After deciding to do this column I have really started to soak up all that is happening around me. I must look like a stalker to some people, with my big lens and my note pad and pen! It is interesting to sit back and think like the people that analyse us as parents, those people who make judgement and occasionally let us know what they think. However, I am not making judgement in the way of comments, but I am watching and learning how others might perceive someone as bad parent, (not so good parent; don't like the term bad parent, but I am trying to think how they would think).
I really enjoyed watching the man above with his son. It was interesting to see why some people might perceive him as a "bad" father. He spent the whole time on his blackberry while his son rode around on his bike. I however could look at it with a different perspective and see the joy his son was having spending his afternoon at the beach on his bike. When you really think about this you can see why some people may take judgement on you as a parent. Don't get me wrong, he could be a father that is not there for his son the way he needs him, but you also need to look at it in a different light.
I have had a week where I have personally received some judgement on my parenting skills, actually I don't think I have a week where I am not judged! I really do go with the flow with parenting, especially when it is spent by the beach. I am not fussed if my children want to jump under the beach shower fully clothed. Really, does it matter if it is hot and they are having fun? It matters to some people, but it also brings a smile to a lot of others! I have had one woman cringe every time my son would make a noise to communicate with me. He really wanted something, so I guess from an outsider it would have been whinging to them; well an outsider without any children! See now I am judging her and taking her reaction as being a person without any children. I guess this is where my love of people watching comes in; I cannot help but analyse other peoples lives.
I would love to see what you all think as parents, or even readers without children, of people watching. It would be interesting if you took some of what I am saying and doing and put it into your days and see what you come up with. See how you analyse other parents, or just your everyday people walking past you. I love to sometimes think about what their lives are like, what they do as a job and how they live.
I went to the beach last night and took some images of people around me. I was drawn to certain people from their body language, their moments in time and their facial expressions. I have analysed these people, how they may have been analysing me stalking everybody on the beach!
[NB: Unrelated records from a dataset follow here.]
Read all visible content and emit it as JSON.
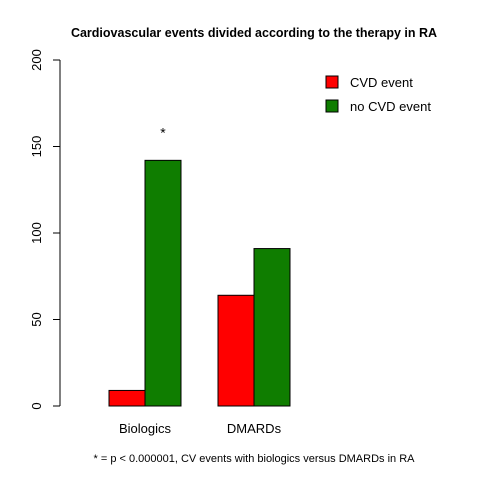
{
  "chart_data": {
    "type": "bar",
    "title": "Cardiovascular events divided according to the therapy in RA",
    "categories": [
      "Biologics",
      "DMARDs"
    ],
    "series": [
      {
        "name": "CVD event",
        "values": [
          9,
          64
        ],
        "color": "#ff0000"
      },
      {
        "name": "no CVD event",
        "values": [
          142,
          91
        ],
        "color": "#0f7d00"
      }
    ],
    "ylim": [
      0,
      200
    ],
    "yticks": [
      0,
      50,
      100,
      150,
      200
    ],
    "xlabel": "",
    "ylabel": "",
    "grid": false,
    "legend_position": "top-right",
    "annotations": [
      {
        "category": "Biologics",
        "series": "no CVD event",
        "text": "*"
      }
    ],
    "footnote": "* = p < 0.000001, CV events with biologics versus DMARDs in RA"
  }
}
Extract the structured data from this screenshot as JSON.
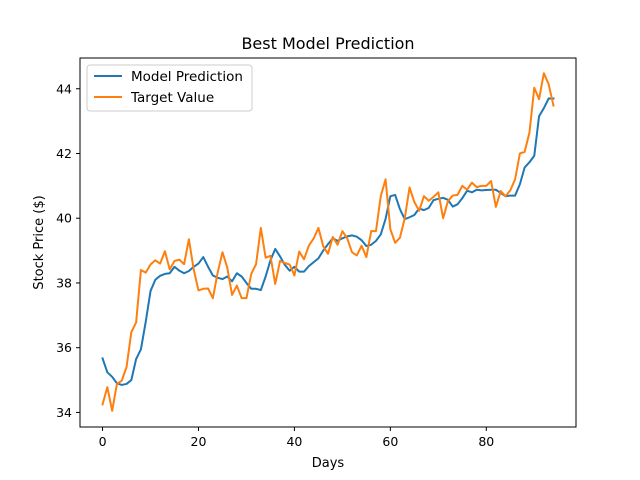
{
  "chart_data": {
    "type": "line",
    "title": "Best Model Prediction",
    "xlabel": "Days",
    "ylabel": "Stock Price ($)",
    "xlim": [
      -4.7,
      98.7
    ],
    "ylim": [
      33.55,
      44.95
    ],
    "xticks": [
      0,
      20,
      40,
      60,
      80
    ],
    "yticks": [
      34,
      36,
      38,
      40,
      42,
      44
    ],
    "grid": false,
    "legend_position": "top-left",
    "x": [
      0,
      1,
      2,
      3,
      4,
      5,
      6,
      7,
      8,
      9,
      10,
      11,
      12,
      13,
      14,
      15,
      16,
      17,
      18,
      19,
      20,
      21,
      22,
      23,
      24,
      25,
      26,
      27,
      28,
      29,
      30,
      31,
      32,
      33,
      34,
      35,
      36,
      37,
      38,
      39,
      40,
      41,
      42,
      43,
      44,
      45,
      46,
      47,
      48,
      49,
      50,
      51,
      52,
      53,
      54,
      55,
      56,
      57,
      58,
      59,
      60,
      61,
      62,
      63,
      64,
      65,
      66,
      67,
      68,
      69,
      70,
      71,
      72,
      73,
      74,
      75,
      76,
      77,
      78,
      79,
      80,
      81,
      82,
      83,
      84,
      85,
      86,
      87,
      88,
      89,
      90,
      91,
      92,
      93,
      94
    ],
    "series": [
      {
        "name": "Model Prediction",
        "color": "#1f77b4",
        "values": [
          35.67,
          35.24,
          35.1,
          34.9,
          34.85,
          34.88,
          35.0,
          35.65,
          35.95,
          36.8,
          37.75,
          38.1,
          38.22,
          38.28,
          38.3,
          38.5,
          38.38,
          38.3,
          38.37,
          38.5,
          38.6,
          38.8,
          38.5,
          38.23,
          38.16,
          38.12,
          38.2,
          38.05,
          38.3,
          38.2,
          38.0,
          37.82,
          37.82,
          37.78,
          38.2,
          38.7,
          39.05,
          38.82,
          38.56,
          38.38,
          38.5,
          38.35,
          38.35,
          38.52,
          38.64,
          38.76,
          39.0,
          39.2,
          39.38,
          39.3,
          39.38,
          39.44,
          39.47,
          39.43,
          39.32,
          39.14,
          39.18,
          39.3,
          39.5,
          39.98,
          40.68,
          40.72,
          40.28,
          39.97,
          40.03,
          40.1,
          40.3,
          40.25,
          40.32,
          40.56,
          40.6,
          40.63,
          40.57,
          40.36,
          40.43,
          40.62,
          40.85,
          40.8,
          40.88,
          40.86,
          40.87,
          40.88,
          40.88,
          40.78,
          40.68,
          40.7,
          40.7,
          41.05,
          41.57,
          41.73,
          41.93,
          43.15,
          43.4,
          43.7,
          43.7
        ]
      },
      {
        "name": "Target Value",
        "color": "#ff7f0e",
        "values": [
          34.25,
          34.78,
          34.05,
          34.88,
          34.98,
          35.4,
          36.48,
          36.78,
          38.4,
          38.32,
          38.57,
          38.7,
          38.6,
          38.98,
          38.42,
          38.68,
          38.72,
          38.58,
          39.35,
          38.42,
          37.77,
          37.82,
          37.83,
          37.53,
          38.32,
          38.95,
          38.48,
          37.63,
          37.92,
          37.53,
          37.53,
          38.28,
          38.58,
          39.7,
          38.78,
          38.84,
          37.97,
          38.68,
          38.62,
          38.57,
          38.23,
          38.97,
          38.73,
          39.15,
          39.37,
          39.7,
          39.14,
          38.9,
          39.42,
          39.18,
          39.6,
          39.38,
          38.95,
          38.85,
          39.15,
          38.8,
          39.6,
          39.6,
          40.68,
          41.2,
          39.66,
          39.24,
          39.4,
          40.0,
          40.95,
          40.5,
          40.23,
          40.68,
          40.54,
          40.66,
          40.8,
          40.0,
          40.53,
          40.7,
          40.72,
          41.0,
          40.88,
          41.1,
          40.96,
          41.0,
          41.0,
          41.15,
          40.35,
          40.84,
          40.68,
          40.86,
          41.2,
          42.0,
          42.05,
          42.65,
          44.03,
          43.68,
          44.48,
          44.14,
          43.48
        ]
      }
    ]
  }
}
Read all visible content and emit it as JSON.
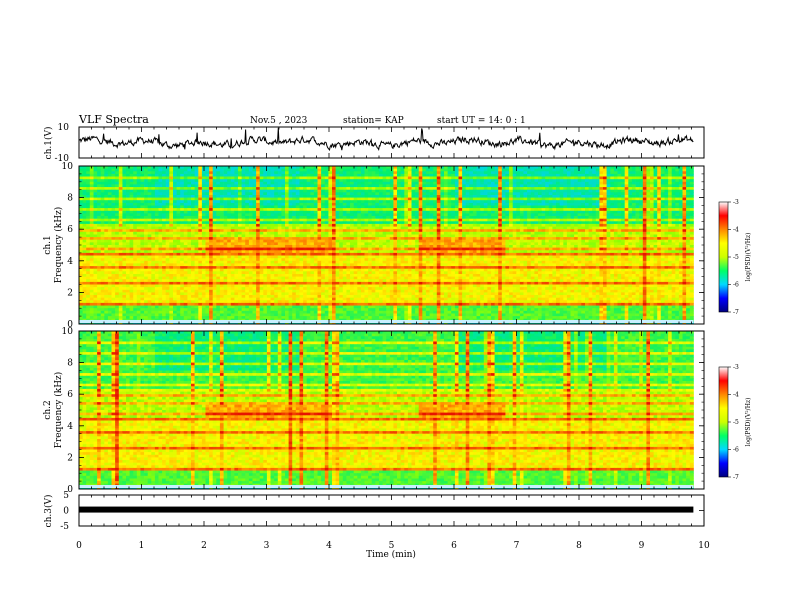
{
  "header": {
    "title": "VLF Spectra",
    "date": "Nov.5 , 2023",
    "station": "station= KAP",
    "start": "start UT = 14: 0 : 1"
  },
  "chart_data": [
    {
      "type": "line",
      "ylabel": "ch.1(V)",
      "ylim": [
        -10,
        10
      ],
      "yticks": [
        "10",
        "-10"
      ],
      "xlim": [
        0,
        10
      ],
      "color": "#000000",
      "baseline": 0
    },
    {
      "type": "heatmap",
      "ylabel": "ch.1\nFrequency (kHz)",
      "ylim": [
        0,
        10
      ],
      "yticks": [
        "0",
        "2",
        "4",
        "6",
        "8",
        "10"
      ],
      "xlim": [
        0,
        10
      ],
      "colorbar": {
        "label": "log(PSD)(V²/Hz)",
        "range": [
          -7,
          -3
        ],
        "ticks": [
          "-3",
          "-4",
          "-5",
          "-6",
          "-7"
        ],
        "colors": [
          "#00007f",
          "#0000ff",
          "#00d9ff",
          "#00ff66",
          "#ccff00",
          "#ffff00",
          "#ff8800",
          "#ff0000",
          "#ffffff"
        ]
      }
    },
    {
      "type": "heatmap",
      "ylabel": "ch.2\nFrequency (kHz)",
      "ylim": [
        0,
        10
      ],
      "yticks": [
        "0",
        "2",
        "4",
        "6",
        "8",
        "10"
      ],
      "xlim": [
        0,
        10
      ],
      "colorbar": {
        "label": "log(PSD)(V²/Hz)",
        "range": [
          -7,
          -3
        ],
        "ticks": [
          "-3",
          "-4",
          "-5",
          "-6",
          "-7"
        ],
        "colors": [
          "#00007f",
          "#0000ff",
          "#00d9ff",
          "#00ff66",
          "#ccff00",
          "#ffff00",
          "#ff8800",
          "#ff0000",
          "#ffffff"
        ]
      }
    },
    {
      "type": "line",
      "ylabel": "ch.3(V)",
      "ylim": [
        -5,
        5
      ],
      "yticks": [
        "5",
        "0",
        "-5"
      ],
      "xlim": [
        0,
        10
      ],
      "color": "#000000",
      "constant_value": 0
    }
  ],
  "xaxis": {
    "label": "Time (min)",
    "range": [
      0,
      10
    ],
    "ticks": [
      "0",
      "1",
      "2",
      "3",
      "4",
      "5",
      "6",
      "7",
      "8",
      "9",
      "10"
    ],
    "data_end": 9.83
  }
}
I loved watching these people above. I know they are not parents with young children, but I still enjoyed watching two friends have a great conversation! The lady at first made me wonder if she was lonely, she sat quite content on her own staring out to sea. Within ten minutes she was walking arm and arm home with her husband. I enjoy making up stories about other peoples lives and I love it when they do something that makes my whole story change and evolve into something more!
I look forward to another week of people watching. I also am interested in hearing what comments you may receive during the week about your parenting, what people you personally analyse and how you go about taking on those direct comments.